Door kunstmatige spieren in de sondes kunnen ze gemiddeld zes keer per uur springen, met een maximumsnelheid van 60 hops per uur. De apparaten zouden ongeveer 1,5 meter per hop afleggen; ze kunnen ook stuiteren of rollen. In 30 dagen zou een zwerm sondes 50 vierkante mijlen kunnen afleggen, aldus Dubowsky.
Elke sonde zou verschillende soorten sensoren bevatten, waaronder camera's en omgevingssensoren. De sondes zijn gemaakt van duurzaam en lichtgewicht plastic dat bestand is tegen de ontberingen van reizen op Mars en de extreme kou. Hun brandstofcellen zullen voldoende warmte leveren om hun elektronica en sensoren operationeel te houden.
Duizend van de sondes zouden hetzelfde volume en gewicht hebben als de Spirit-rover. "Voor het gewicht en de grootte van Spirit zou je zeker meer dan 1000 van deze sensoren daarheen kunnen sturen, wat een veel grotere capaciteit zou hebben," zei Dubowsky.
De sondes kunnen communiceren met nabije sondes via een lokaal netwerk (LAN). Gegevens worden naar een basisstation gestuurd dat informatie terugstuurt naar de aarde.
Andere mogelijke toepassingen voor de kleine robots zijn zoek- en reddingsmissies in ingestorte gebouwen of andere gevaarlijke sites, en terrorismebestrijdingsactiviteiten (zoeken naar terroristen in grotten).

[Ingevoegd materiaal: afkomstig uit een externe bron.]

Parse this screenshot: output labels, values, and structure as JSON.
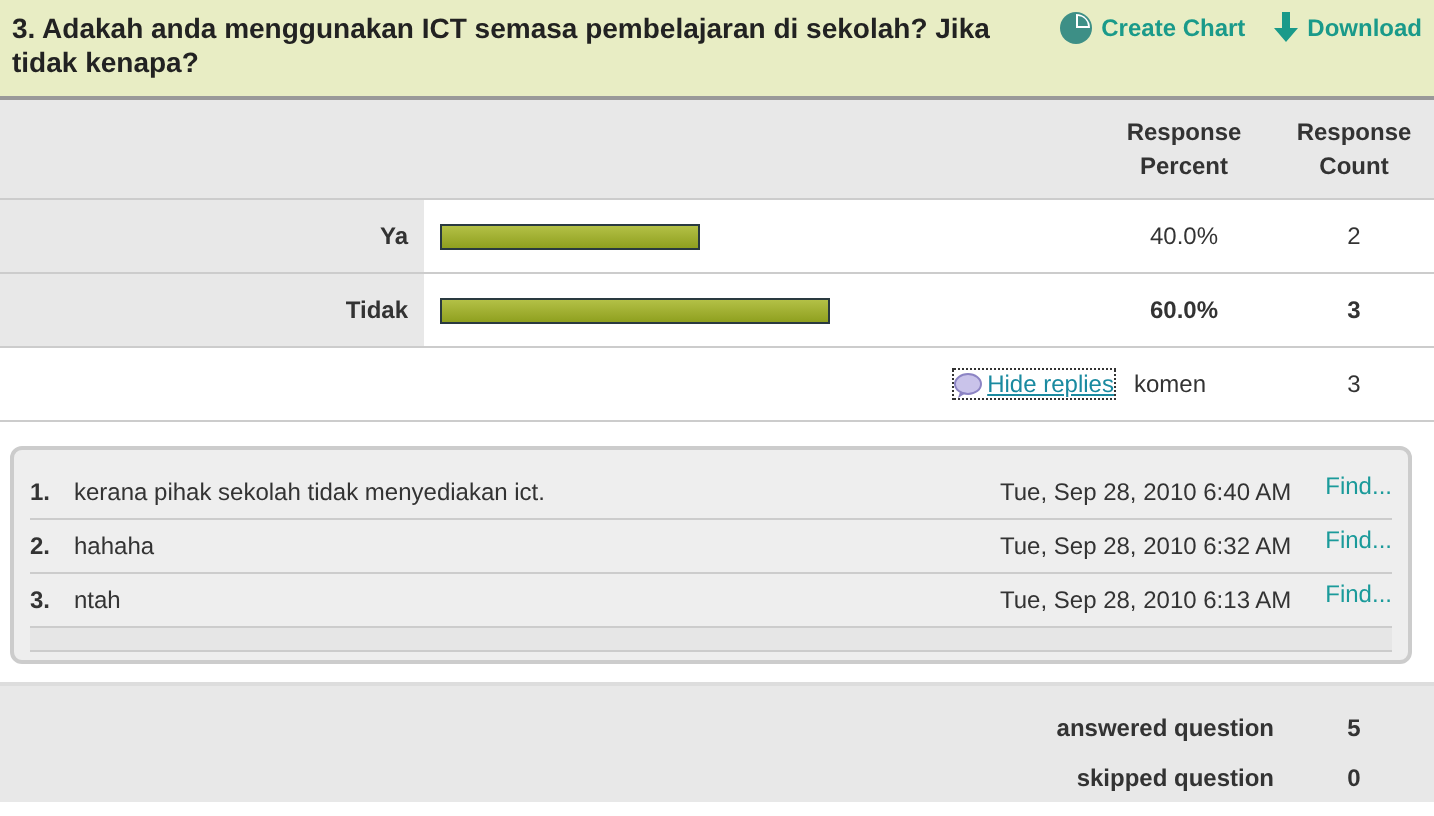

Vorig jaar kregen de onderzoekers financiering van het NASA Institute for Advanced Concepts (NIAC). De NIAC-subsidie is bedoeld om het project te helpen verplaatsen van de conceptfase naar de prototypefase.
Andere medewerkers aan het project zijn Jean-Sebastien Plante, een postdoctoraal onderzoeker bij de afdeling Werktuigbouwkunde, en Fritz Prinz en Mark Cutkowsky van de Stanford University.